De drempel is nergens te bekennen. Ik geef haar spontaan een korte knuffel. Het komt wat onverwachts. Voor haar, maar ook voor mij. Ik schrik er van.
Zou zij ook geschrokken zijn?
We zijn juf en moeder tegelijk. Zij heeft meer ervaring in die combinatie dan ik. Ik ben er slecht in. In die combi. Stel mij eerder op in de juf-rol dan in de rol van moeder. Zij lijkt er een stuk beter in te zijn. Ik kan van haar leren en doe dat graag. Zo ook vanochtend. De kinderen gaan op schoolreis. Het is Eva haar eerste schoolreisje. We zien ze de bus instappen en wanneer wij in het “wilde weg” staan te zwaaien, omdat de bus geblindeerde ramen heeft, verschijnt er ineens achter één van die geblindeerde ramen, heel duidelijk een hevig snikkende kleine meid.
Mijn kleine meid.
Mijn mond maakt een glimlach, mijn duim gaat omhoog, ik blijf staan waar ik sta en wissel mijn duim omhoog af met een zwaai beweging. Ondertussen blijf ik lachen. Mijn kleine meid blijft huilen, hartverscheurend. Haar mond maakt overduidelijk de MÁ-MÁ beweging en ik ga onverstoord verder. ‘Het komt goed’, mimiek ik en ik voeg er blaas kusjes aan toe.
Dan ineens voel ik een hand op mijn rug die zacht wrijft. Zij is het. Mijn collega juf/moeder. Ze zegt iets, ongetwijfeld iets liefs. Ik weet alleen niet wat. Het komt even niet binnen. Wat zij waarschijnlijk niet beseft is dat zij met haar kleine gebaar de juf in mij aan de kant duwt en plaats maakt voor de moeder die ik ben. Plots voel ik mij kwetsbaar. Het verdriet van mijn kleine meid komt binnen en even moet ik slikken.
Ach mopje, het komt goed. Je gaat het leuk hebben! Zeg ik in gedachte voor Eva en ineens ook ter overtuiging van mijzelf.

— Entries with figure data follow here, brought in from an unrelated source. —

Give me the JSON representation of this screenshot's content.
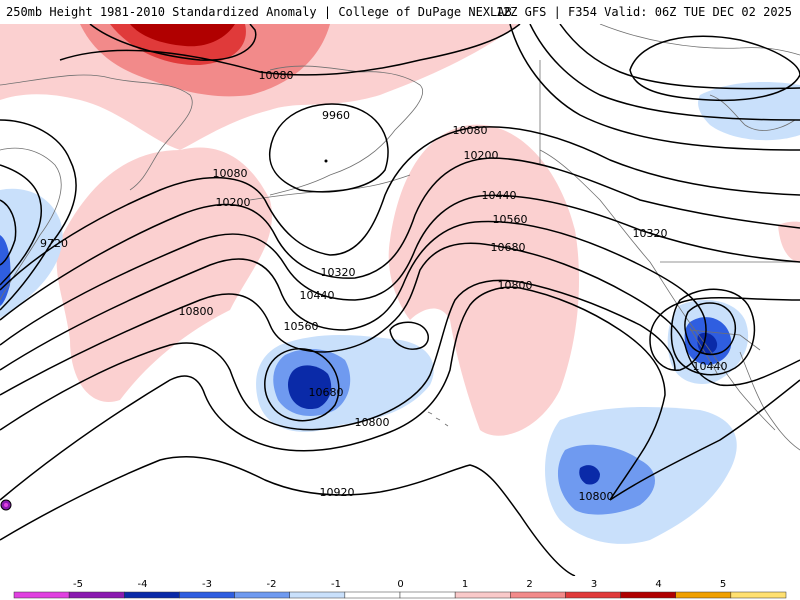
{
  "header": {
    "title_left": "250mb Height 1981-2010 Standardized Anomaly | College of DuPage NEXLAB",
    "title_right": "12Z GFS | F354 Valid: 06Z TUE DEC 02 2025"
  },
  "contour_labels": [
    {
      "id": "c10080-nw",
      "text": "10080"
    },
    {
      "id": "c9960",
      "text": "9960"
    },
    {
      "id": "c10080-ak",
      "text": "10080"
    },
    {
      "id": "c10200-ak",
      "text": "10200"
    },
    {
      "id": "c10080-w",
      "text": "10080"
    },
    {
      "id": "c10200-w",
      "text": "10200"
    },
    {
      "id": "c9720",
      "text": "9720"
    },
    {
      "id": "c10440-c",
      "text": "10440"
    },
    {
      "id": "c10560-c",
      "text": "10560"
    },
    {
      "id": "c10680-c",
      "text": "10680"
    },
    {
      "id": "c10320-c",
      "text": "10320"
    },
    {
      "id": "c10440-w",
      "text": "10440"
    },
    {
      "id": "c10320-e",
      "text": "10320"
    },
    {
      "id": "c10800-w",
      "text": "10800"
    },
    {
      "id": "c10560-w",
      "text": "10560"
    },
    {
      "id": "c10800-c",
      "text": "10800"
    },
    {
      "id": "c10680-low",
      "text": "10680"
    },
    {
      "id": "c10800-low",
      "text": "10800"
    },
    {
      "id": "c10440-sw",
      "text": "10440"
    },
    {
      "id": "c10920",
      "text": "10920"
    },
    {
      "id": "c10800-s",
      "text": "10800"
    }
  ],
  "colorbar": {
    "ticks": [
      "-5",
      "-4",
      "-3",
      "-2",
      "-1",
      "0",
      "1",
      "2",
      "3",
      "4",
      "5"
    ],
    "colors": [
      "#e040e0",
      "#8a1ab0",
      "#0a2aa8",
      "#2f5ee0",
      "#6f9af0",
      "#c9e0fb",
      "#ffffff",
      "#ffffff",
      "#f9c9c9",
      "#f28a8a",
      "#e03a3a",
      "#b00000",
      "#f0a000",
      "#ffe070"
    ]
  }
}
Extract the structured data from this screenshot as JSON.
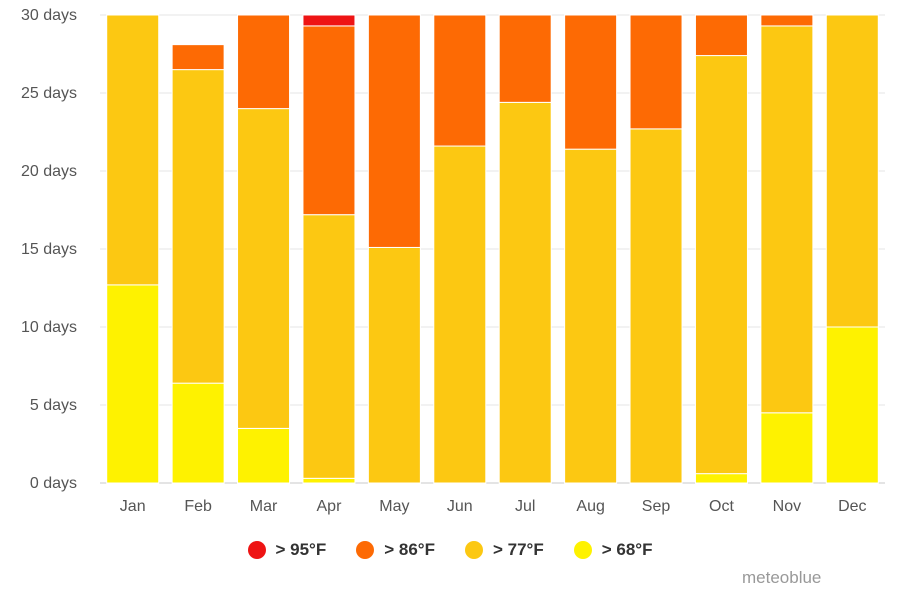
{
  "chart_data": {
    "type": "bar",
    "stacked": true,
    "categories": [
      "Jan",
      "Feb",
      "Mar",
      "Apr",
      "May",
      "Jun",
      "Jul",
      "Aug",
      "Sep",
      "Oct",
      "Nov",
      "Dec"
    ],
    "ylim": [
      0,
      30
    ],
    "yticks": [
      "0 days",
      "5 days",
      "10 days",
      "15 days",
      "20 days",
      "25 days",
      "30 days"
    ],
    "grid": true,
    "legend_position": "bottom",
    "series": [
      {
        "name": "> 68°F",
        "color": "#fef200",
        "values": [
          12.7,
          6.4,
          3.5,
          0.3,
          0,
          0,
          0,
          0,
          0,
          0.6,
          4.5,
          10.0
        ]
      },
      {
        "name": "> 77°F",
        "color": "#fcc812",
        "values": [
          17.3,
          20.1,
          20.5,
          16.9,
          15.1,
          21.6,
          24.4,
          21.4,
          22.7,
          26.8,
          24.8,
          20.0
        ]
      },
      {
        "name": "> 86°F",
        "color": "#fd6a04",
        "values": [
          0,
          1.6,
          6.0,
          12.1,
          14.9,
          8.4,
          5.6,
          8.6,
          7.3,
          2.6,
          0.7,
          0
        ]
      },
      {
        "name": "> 95°F",
        "color": "#ee1414",
        "values": [
          0,
          0,
          0,
          0.7,
          0,
          0,
          0,
          0,
          0,
          0,
          0,
          0
        ]
      }
    ]
  },
  "legend": {
    "items": [
      {
        "label": "> 95°F",
        "color": "#ee1414"
      },
      {
        "label": "> 86°F",
        "color": "#fd6a04"
      },
      {
        "label": "> 77°F",
        "color": "#fcc812"
      },
      {
        "label": "> 68°F",
        "color": "#fef200"
      }
    ]
  },
  "credit": "meteoblue"
}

Ik herpak mij en zeg tegen de moeder dat het wel goed komt. Ze zal, zodra ze uit zicht zijn, meegenomen worden in de flow en gaan genieten van haar eerste schoolreis. De moeder beaamt het. Zij weet het als geen ander, als juf en moeder. De bus vertrekt, het moment is voorbij. Ze wenst mij nog een goede dag en op dat moment geef ik haar ineens die korte knuffel.
Zomaar, puur.
Ik heb de neiging om veel en lang na te denken over wat een ander denkt, voelt of vindt. En wanneer ik de aanleiding kan zijn voor een gedachte, gevoel of mening bij een ander kan ik er ook onzeker van worden. De tijd terugdraaien kan niet, dus probeer ik mij er maar niet druk om te maken. Het is gebeurd.
Wel wil ik dat je weet, lieve collega moeder, de knuffel was spontaan, voor mij ook een beetje schrikken. Ik gaf de knuffel omdat ik je dankbaar ben dat je mij op dat moment “moeder” liet zijn.